Le 1er janvier 2008, je décidai de me rapprocher de Daphnée. Fermement résolu à reprendre en main notre relation, sans lui laisser d’autre choix, j’écrivis une nouvelle histoire dans laquelle, après les absences de l’automne, je mettais en scène son retour. Au titre des résolutions de la nouvelle année, Mademoiselle promettait de se consacrer entièrement au service de Monsieur, sans négligence cette fois, et se montrait prête à tous les usages.
Daphnée fut très motivée par ce retour, qu’elle jugeait nécessaire ; elle était déterminée à être plus souvent présente, car les histoires et notre complicité lui manquaient autant qu’à moi. En quelques mots de remerciement, elle me fit comprendre qu’elle m’était plus que jamais dévouée, et qu’elle ne faillirait plus à ses obligations.
Les scènes érotiques répondaient à son souhait d’une plus grande soumission. Elle ne s’y attendait pas et fut bouleversée par la violence du plaisir qu’elle éprouva — elle « adorait ». De mon côté, je dus reconnaître que je n’étais pas mécontent d’accueillir son retour par une bonne correction.

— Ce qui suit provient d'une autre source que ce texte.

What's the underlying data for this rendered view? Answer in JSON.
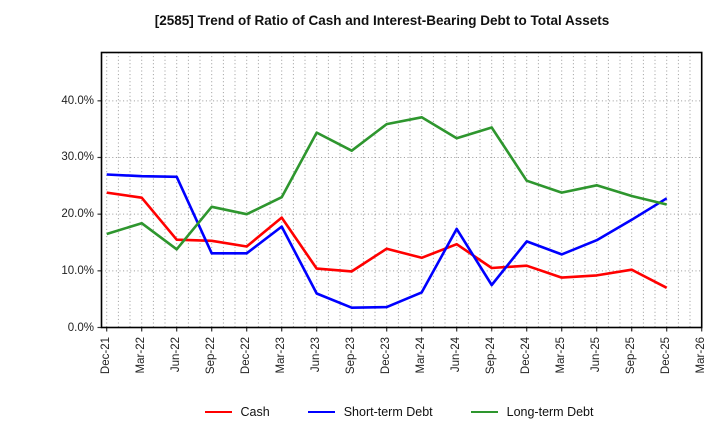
{
  "title": "[2585]  Trend of Ratio of Cash and Interest-Bearing Debt to Total Assets",
  "chart_data": {
    "type": "line",
    "x_labels": [
      "Dec-21",
      "Mar-22",
      "Jun-22",
      "Sep-22",
      "Dec-22",
      "Mar-23",
      "Jun-23",
      "Sep-23",
      "Dec-23",
      "Mar-24",
      "Jun-24",
      "Sep-24",
      "Dec-24",
      "Mar-25",
      "Jun-25",
      "Sep-25",
      "Dec-25",
      "Mar-26"
    ],
    "y_ticks": [
      {
        "label": "0.0%",
        "value": 0
      },
      {
        "label": "10.0%",
        "value": 10
      },
      {
        "label": "20.0%",
        "value": 20
      },
      {
        "label": "30.0%",
        "value": 30
      },
      {
        "label": "40.0%",
        "value": 40
      }
    ],
    "ylim": [
      0,
      48.6
    ],
    "grid": "dotted gray; vertical gridlines monthly (3 per quarter), horizontal at each 10%",
    "legend_position": "bottom",
    "series": [
      {
        "name": "Cash",
        "color": "#ff0000",
        "values": [
          23.8,
          22.9,
          15.5,
          15.3,
          14.3,
          19.4,
          10.4,
          9.9,
          13.9,
          12.3,
          14.7,
          10.5,
          10.9,
          8.8,
          9.2,
          10.2,
          7.0,
          null
        ]
      },
      {
        "name": "Short-term Debt",
        "color": "#0000ff",
        "values": [
          27.0,
          26.7,
          26.6,
          13.1,
          13.1,
          17.8,
          6.0,
          3.5,
          3.6,
          6.2,
          17.4,
          7.5,
          15.2,
          12.9,
          15.4,
          19.0,
          22.8,
          null
        ]
      },
      {
        "name": "Long-term Debt",
        "color": "#2e962e",
        "values": [
          16.5,
          18.4,
          13.8,
          21.3,
          20.0,
          23.0,
          34.4,
          31.2,
          35.9,
          37.1,
          33.4,
          35.3,
          25.9,
          23.8,
          25.1,
          23.2,
          21.7,
          null
        ]
      }
    ]
  }
}
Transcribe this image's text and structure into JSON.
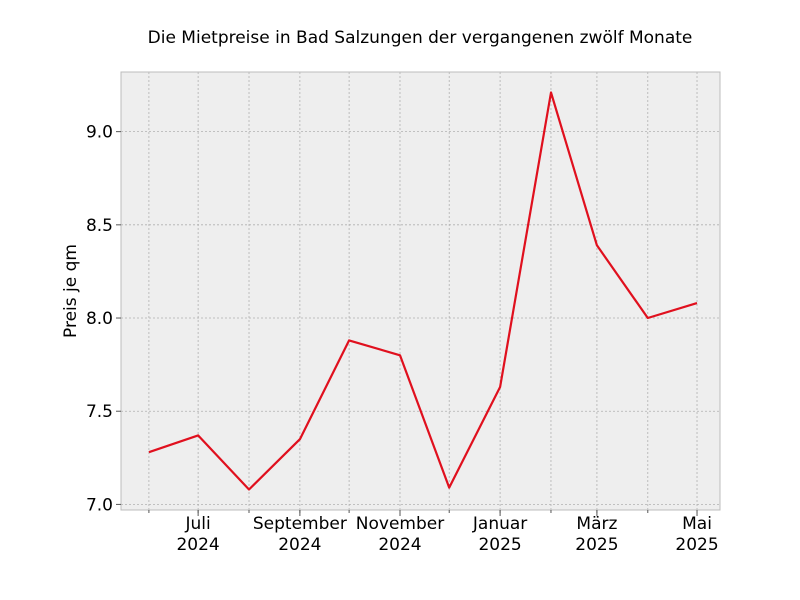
{
  "chart_data": {
    "type": "line",
    "title": "Die Mietpreise in Bad Salzungen der vergangenen zwölf Monate",
    "xlabel": "",
    "ylabel": "Preis je qm",
    "ylim": [
      6.97,
      9.32
    ],
    "yticks": [
      7.0,
      7.5,
      8.0,
      8.5,
      9.0
    ],
    "ytick_labels": [
      "7.0",
      "7.5",
      "8.0",
      "8.5",
      "9.0"
    ],
    "x": [
      "2024-06",
      "2024-07",
      "2024-08",
      "2024-09",
      "2024-10",
      "2024-11",
      "2024-12",
      "2025-01",
      "2025-02",
      "2025-03",
      "2025-04",
      "2025-05"
    ],
    "xlim": [
      "2024-05-15",
      "2025-05-15"
    ],
    "x_major_ticks": [
      {
        "x": "2024-07",
        "line1": "Juli",
        "line2": "2024"
      },
      {
        "x": "2024-09",
        "line1": "September",
        "line2": "2024"
      },
      {
        "x": "2024-11",
        "line1": "November",
        "line2": "2024"
      },
      {
        "x": "2025-01",
        "line1": "Januar",
        "line2": "2025"
      },
      {
        "x": "2025-03",
        "line1": "März",
        "line2": "2025"
      },
      {
        "x": "2025-05",
        "line1": "Mai",
        "line2": "2025"
      }
    ],
    "series": [
      {
        "values": [
          7.28,
          7.37,
          7.08,
          7.35,
          7.88,
          7.8,
          7.09,
          7.63,
          9.21,
          8.39,
          8.0,
          8.08
        ],
        "color": "#e0101e"
      }
    ],
    "grid": true,
    "background": "#eeeeee"
  }
}
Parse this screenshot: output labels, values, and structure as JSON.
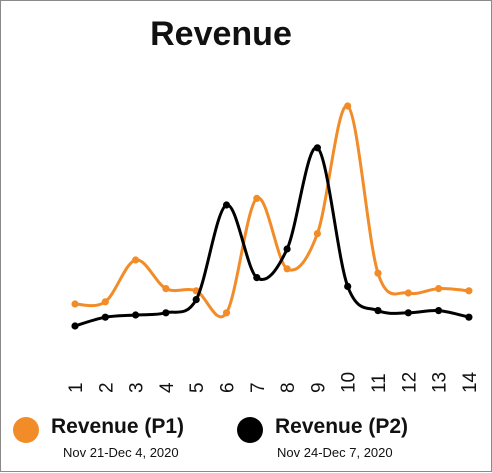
{
  "chart_data": {
    "type": "line",
    "title": "Revenue",
    "categories": [
      "1",
      "2",
      "3",
      "4",
      "5",
      "6",
      "7",
      "8",
      "9",
      "10",
      "11",
      "12",
      "13",
      "14"
    ],
    "ylim": [
      0,
      100
    ],
    "grid": false,
    "legend_placement": "bottom",
    "series": [
      {
        "name": "Revenue (P1)",
        "period": "Nov 21-Dec 4, 2020",
        "color": "#F28C28",
        "values": [
          10,
          11,
          30,
          17,
          16,
          6,
          58,
          26,
          42,
          100,
          24,
          15,
          17,
          16
        ]
      },
      {
        "name": "Revenue (P2)",
        "period": "Nov 24-Dec 7, 2020",
        "color": "#000000",
        "values": [
          0,
          4,
          5,
          6,
          12,
          55,
          22,
          35,
          81,
          18,
          7,
          6,
          7,
          4
        ]
      }
    ]
  }
}
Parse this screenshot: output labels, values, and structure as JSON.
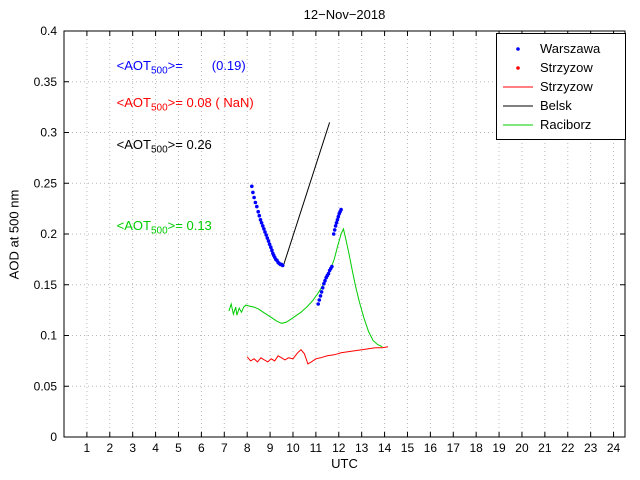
{
  "chart_data": {
    "type": "mixed",
    "title": "12−Nov−2018",
    "xlabel": "UTC",
    "ylabel": "AOD at 500 nm",
    "xlim": [
      0,
      24.5
    ],
    "ylim": [
      0,
      0.4
    ],
    "grid": true,
    "legend_position": "top-right",
    "xticks": [
      1,
      2,
      3,
      4,
      5,
      6,
      7,
      8,
      9,
      10,
      11,
      12,
      13,
      14,
      15,
      16,
      17,
      18,
      19,
      20,
      21,
      22,
      23,
      24
    ],
    "xtick_labels": [
      "1",
      "2",
      "3",
      "4",
      "5",
      "6",
      "7",
      "8",
      "9",
      "10",
      "11",
      "12",
      "13",
      "14",
      "15",
      "16",
      "17",
      "18",
      "19",
      "20",
      "21",
      "22",
      "23",
      "24"
    ],
    "yticks": [
      0,
      0.05,
      0.1,
      0.15,
      0.2,
      0.25,
      0.3,
      0.35,
      0.4
    ],
    "ytick_labels": [
      "0",
      "0.05",
      "0.1",
      "0.15",
      "0.2",
      "0.25",
      "0.3",
      "0.35",
      "0.4"
    ],
    "colors": {
      "axis": "#000000",
      "grid": "#b8b8b8",
      "warszawa": "#0000ff",
      "strzyzow": "#ff0000",
      "belsk": "#000000",
      "raciborz": "#00cc00"
    },
    "series": [
      {
        "name": "Warszawa",
        "type": "scatter",
        "color": "#0000ff",
        "points": [
          [
            8.2,
            0.247
          ],
          [
            8.25,
            0.241
          ],
          [
            8.3,
            0.236
          ],
          [
            8.36,
            0.231
          ],
          [
            8.42,
            0.227
          ],
          [
            8.48,
            0.222
          ],
          [
            8.53,
            0.218
          ],
          [
            8.58,
            0.214
          ],
          [
            8.63,
            0.211
          ],
          [
            8.68,
            0.208
          ],
          [
            8.73,
            0.205
          ],
          [
            8.78,
            0.202
          ],
          [
            8.83,
            0.199
          ],
          [
            8.88,
            0.196
          ],
          [
            8.93,
            0.193
          ],
          [
            8.98,
            0.19
          ],
          [
            9.03,
            0.187
          ],
          [
            9.08,
            0.184
          ],
          [
            9.12,
            0.181
          ],
          [
            9.16,
            0.179
          ],
          [
            9.2,
            0.177
          ],
          [
            9.25,
            0.175
          ],
          [
            9.3,
            0.174
          ],
          [
            9.35,
            0.172
          ],
          [
            9.4,
            0.171
          ],
          [
            9.45,
            0.17
          ],
          [
            9.5,
            0.17
          ],
          [
            9.55,
            0.169
          ],
          [
            11.1,
            0.131
          ],
          [
            11.15,
            0.135
          ],
          [
            11.2,
            0.139
          ],
          [
            11.25,
            0.143
          ],
          [
            11.3,
            0.147
          ],
          [
            11.35,
            0.151
          ],
          [
            11.4,
            0.154
          ],
          [
            11.45,
            0.157
          ],
          [
            11.5,
            0.159
          ],
          [
            11.55,
            0.161
          ],
          [
            11.6,
            0.164
          ],
          [
            11.65,
            0.166
          ],
          [
            11.7,
            0.168
          ],
          [
            11.78,
            0.2
          ],
          [
            11.82,
            0.204
          ],
          [
            11.86,
            0.208
          ],
          [
            11.9,
            0.211
          ],
          [
            11.94,
            0.214
          ],
          [
            11.98,
            0.217
          ],
          [
            12.02,
            0.22
          ],
          [
            12.06,
            0.222
          ],
          [
            12.1,
            0.224
          ]
        ]
      },
      {
        "name": "Strzyzow",
        "type": "scatter",
        "color": "#ff0000",
        "points": []
      },
      {
        "name": "Strzyzow",
        "type": "line",
        "color": "#ff0000",
        "points": [
          [
            8.0,
            0.079
          ],
          [
            8.15,
            0.075
          ],
          [
            8.3,
            0.077
          ],
          [
            8.45,
            0.074
          ],
          [
            8.6,
            0.078
          ],
          [
            8.75,
            0.076
          ],
          [
            8.9,
            0.074
          ],
          [
            9.05,
            0.077
          ],
          [
            9.2,
            0.075
          ],
          [
            9.35,
            0.08
          ],
          [
            9.5,
            0.078
          ],
          [
            9.65,
            0.076
          ],
          [
            9.8,
            0.078
          ],
          [
            10.0,
            0.077
          ],
          [
            10.2,
            0.083
          ],
          [
            10.35,
            0.086
          ],
          [
            10.5,
            0.082
          ],
          [
            10.65,
            0.072
          ],
          [
            10.8,
            0.074
          ],
          [
            11.0,
            0.077
          ],
          [
            11.2,
            0.078
          ],
          [
            11.5,
            0.08
          ],
          [
            11.8,
            0.081
          ],
          [
            12.1,
            0.083
          ],
          [
            12.4,
            0.084
          ],
          [
            12.7,
            0.085
          ],
          [
            13.0,
            0.086
          ],
          [
            13.3,
            0.087
          ],
          [
            13.6,
            0.088
          ],
          [
            13.9,
            0.088
          ],
          [
            14.15,
            0.089
          ]
        ]
      },
      {
        "name": "Belsk",
        "type": "line",
        "color": "#000000",
        "points": [
          [
            9.6,
            0.17
          ],
          [
            11.6,
            0.31
          ]
        ]
      },
      {
        "name": "Raciborz",
        "type": "line",
        "color": "#00cc00",
        "points": [
          [
            7.2,
            0.124
          ],
          [
            7.3,
            0.131
          ],
          [
            7.4,
            0.121
          ],
          [
            7.5,
            0.128
          ],
          [
            7.55,
            0.12
          ],
          [
            7.65,
            0.127
          ],
          [
            7.75,
            0.123
          ],
          [
            7.85,
            0.128
          ],
          [
            7.95,
            0.13
          ],
          [
            8.1,
            0.129
          ],
          [
            8.3,
            0.128
          ],
          [
            8.5,
            0.126
          ],
          [
            8.7,
            0.123
          ],
          [
            8.9,
            0.12
          ],
          [
            9.1,
            0.117
          ],
          [
            9.3,
            0.114
          ],
          [
            9.5,
            0.112
          ],
          [
            9.7,
            0.113
          ],
          [
            9.9,
            0.116
          ],
          [
            10.1,
            0.119
          ],
          [
            10.35,
            0.123
          ],
          [
            10.6,
            0.128
          ],
          [
            10.85,
            0.134
          ],
          [
            11.1,
            0.142
          ],
          [
            11.35,
            0.151
          ],
          [
            11.6,
            0.163
          ],
          [
            11.8,
            0.175
          ],
          [
            11.95,
            0.188
          ],
          [
            12.1,
            0.2
          ],
          [
            12.2,
            0.205
          ],
          [
            12.3,
            0.196
          ],
          [
            12.45,
            0.18
          ],
          [
            12.6,
            0.163
          ],
          [
            12.75,
            0.147
          ],
          [
            12.9,
            0.133
          ],
          [
            13.1,
            0.117
          ],
          [
            13.3,
            0.104
          ],
          [
            13.5,
            0.095
          ],
          [
            13.7,
            0.091
          ],
          [
            13.9,
            0.089
          ]
        ]
      }
    ],
    "annotations": [
      {
        "pre": "<AOT",
        "sub": "500",
        "post": ">=",
        "value": "        (0.19)",
        "color": "#0000ff",
        "x": 2.3,
        "y": 0.365
      },
      {
        "pre": "<AOT",
        "sub": "500",
        "post": ">=",
        "value": " 0.08 ( NaN)",
        "color": "#ff0000",
        "x": 2.3,
        "y": 0.328
      },
      {
        "pre": "<AOT",
        "sub": "500",
        "post": ">=",
        "value": " 0.26",
        "color": "#000000",
        "x": 2.3,
        "y": 0.287
      },
      {
        "pre": "<AOT",
        "sub": "500",
        "post": ">=",
        "value": " 0.13",
        "color": "#00cc00",
        "x": 2.3,
        "y": 0.207
      }
    ]
  }
}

Dans cette histoire, j’offrais Mademoiselle à des ouvriers aux manières rustres, très éloignées de l’amabilité et de la galanterie auxquelles je l’avais habituée ; ceux-ci n’usaient d’aucune délicatesse et lui faisaient subir leurs assauts répétés sans ménagement. Cet épisode choqua Daphnée, et lui procura en même temps un plaisir nouveau, incomparable, qu’elle découvrit avec ravissement — un épisode qui restait cependant sous mon contrôle, et dans lequel elle se sentait en sécurité.
Je mettais également en scène un architecte et une attachée de presse — des amis sérieux —, qui nous accompagnaient pendant une soirée. Daphnée dut trouver la description convaincante, car elle me demanda si je connaissais réellement ce couple, qui avait l’air « sympathique ».
Je ne compris pas sur le moment qu’elle exprimait pour la première fois son désir de pratiquer l’échangisme.